J’ai dû un jour , funeste jour, expliquer à un ingénieur en géophysique, que ….à part la marine nationale, pour comme le raconte Pagnol : « mesurer le fond de la mer… » il lui faudrait passer par les boites du pétrole…ou d’autres du même genre .
– Horreur horreur jamais de la vie…
J’ai donc eu une expérience extrêmement intime de ton article N°3

D. Furtif
Administrateur
D. Furtif
30 octobre 2012 11 h 18 min

Lapa m’a fait penser à ces révolutionnaires en chambre de 1968 absolument consternés de voir les arsenaux en grève totale.
Ciel des fabricants d’armes!
Ça jargonnait le marxisme, mais ça ne connaissait pas le premier mot de la nature du prolétariat.
Je me rappelle avoir tenté de leur expliquer que travailleurs salariés, les ingénieurs appartenaient aux aussi au prolétariat.
Dans le climat général gauchiste d’assimilation de l’encadrement aux forces de répression ils avaient beaucoup de mal à accepter que les ouvriers aient voté librement pour les représenter dans leurs comités de grève pour les plus qualifiés professionnellement aussi .
Ils avaient su sans peine faire la différence entre les petits chefs aux ordres et ceux en qui ils avaient confiance.
.
C’est le même type de jargon mal assimilé qui fait confondre pauvres et racailles.

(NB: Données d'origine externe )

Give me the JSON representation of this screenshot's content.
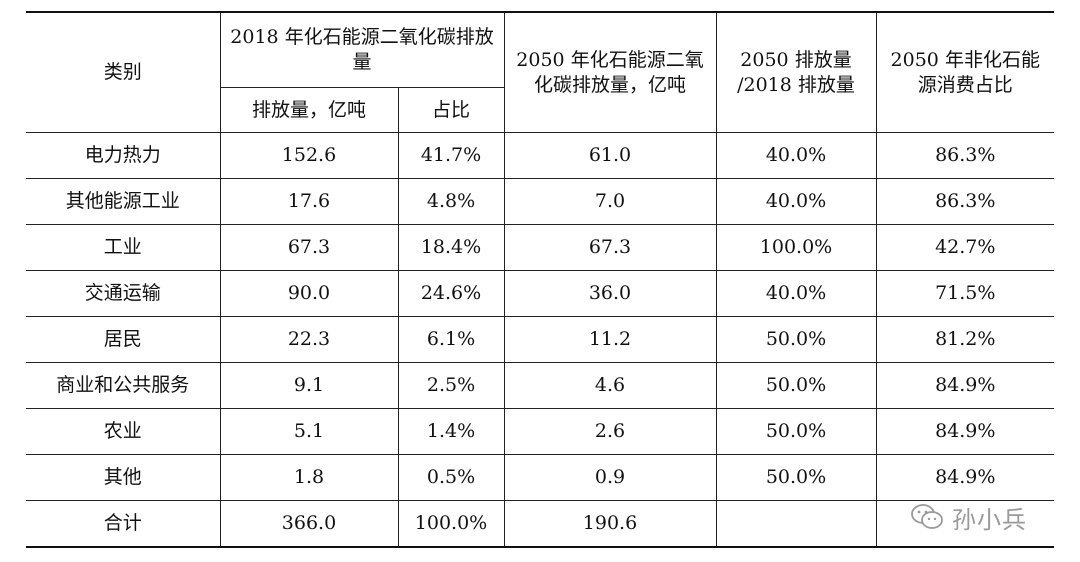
{
  "table": {
    "headers": {
      "category": "类别",
      "y2018_group": "2018 年化石能源二氧化碳排放量",
      "emission": "排放量，亿吨",
      "share": "占比",
      "y2050_emission": "2050 年化石能源二氧化碳排放量，亿吨",
      "ratio": "2050 排放量 /2018 排放量",
      "nonfossil": "2050 年非化石能源消费占比"
    },
    "rows": [
      {
        "category": "电力热力",
        "emission": "152.6",
        "share": "41.7%",
        "y2050": "61.0",
        "ratio": "40.0%",
        "nonfossil": "86.3%"
      },
      {
        "category": "其他能源工业",
        "emission": "17.6",
        "share": "4.8%",
        "y2050": "7.0",
        "ratio": "40.0%",
        "nonfossil": "86.3%"
      },
      {
        "category": "工业",
        "emission": "67.3",
        "share": "18.4%",
        "y2050": "67.3",
        "ratio": "100.0%",
        "nonfossil": "42.7%"
      },
      {
        "category": "交通运输",
        "emission": "90.0",
        "share": "24.6%",
        "y2050": "36.0",
        "ratio": "40.0%",
        "nonfossil": "71.5%"
      },
      {
        "category": "居民",
        "emission": "22.3",
        "share": "6.1%",
        "y2050": "11.2",
        "ratio": "50.0%",
        "nonfossil": "81.2%"
      },
      {
        "category": "商业和公共服务",
        "emission": "9.1",
        "share": "2.5%",
        "y2050": "4.6",
        "ratio": "50.0%",
        "nonfossil": "84.9%"
      },
      {
        "category": "农业",
        "emission": "5.1",
        "share": "1.4%",
        "y2050": "2.6",
        "ratio": "50.0%",
        "nonfossil": "84.9%"
      },
      {
        "category": "其他",
        "emission": "1.8",
        "share": "0.5%",
        "y2050": "0.9",
        "ratio": "50.0%",
        "nonfossil": "84.9%"
      },
      {
        "category": "合计",
        "emission": "366.0",
        "share": "100.0%",
        "y2050": "190.6",
        "ratio": "",
        "nonfossil": ""
      }
    ]
  },
  "watermark": {
    "text": "孙小兵",
    "icon": "wechat-icon"
  }
}
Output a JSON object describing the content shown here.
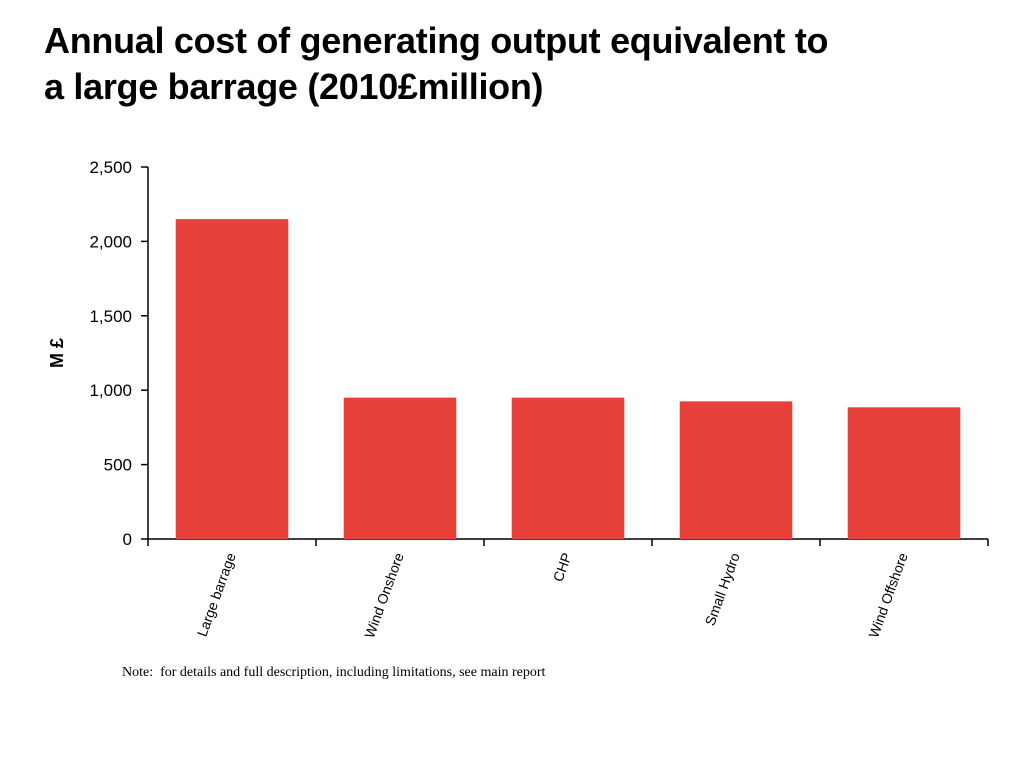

Qui dira le mal engendré par les sociologues au petit pied quand ils ignorent l’histoire en général et celle de la condition ouvrière en particulier.
Dans la première moitié du XIXè Une des premières revendications ouvrières , mise en œuvre par les ouvriers eux mêmes dans ce qui allait devenir les bourses du travail, fut la formation.
Apprendre à lire , à écrire , à tracer à forger , etc … Cette formation , ils se la donnèrent entre eux puis avec l’aide de gens encore plus qualifiés les ingénieurs furent de ces bénévoles, des ingénieurs en furent issus. Déjà les gauchistes de l’époque hurlaient à la collaboration, mais le marxisme sut les renvoyer aux marges comme il avait expulsé les racailles de l’époque.
La formation et le progrès de la culture étaient pris pour ce qu’ils étaient une arme d’émancipation.
De cette époque date le respect inné de la classe ouvrière et le monde du travail pour les enseignants. Historiquement il marchent ensemble .
C’est pourquoi certains prétendus travailleurs ne bavant que leur haine pour les uns et les autres ,montrent bien qu’ils ne sont ni des uns ni des autres.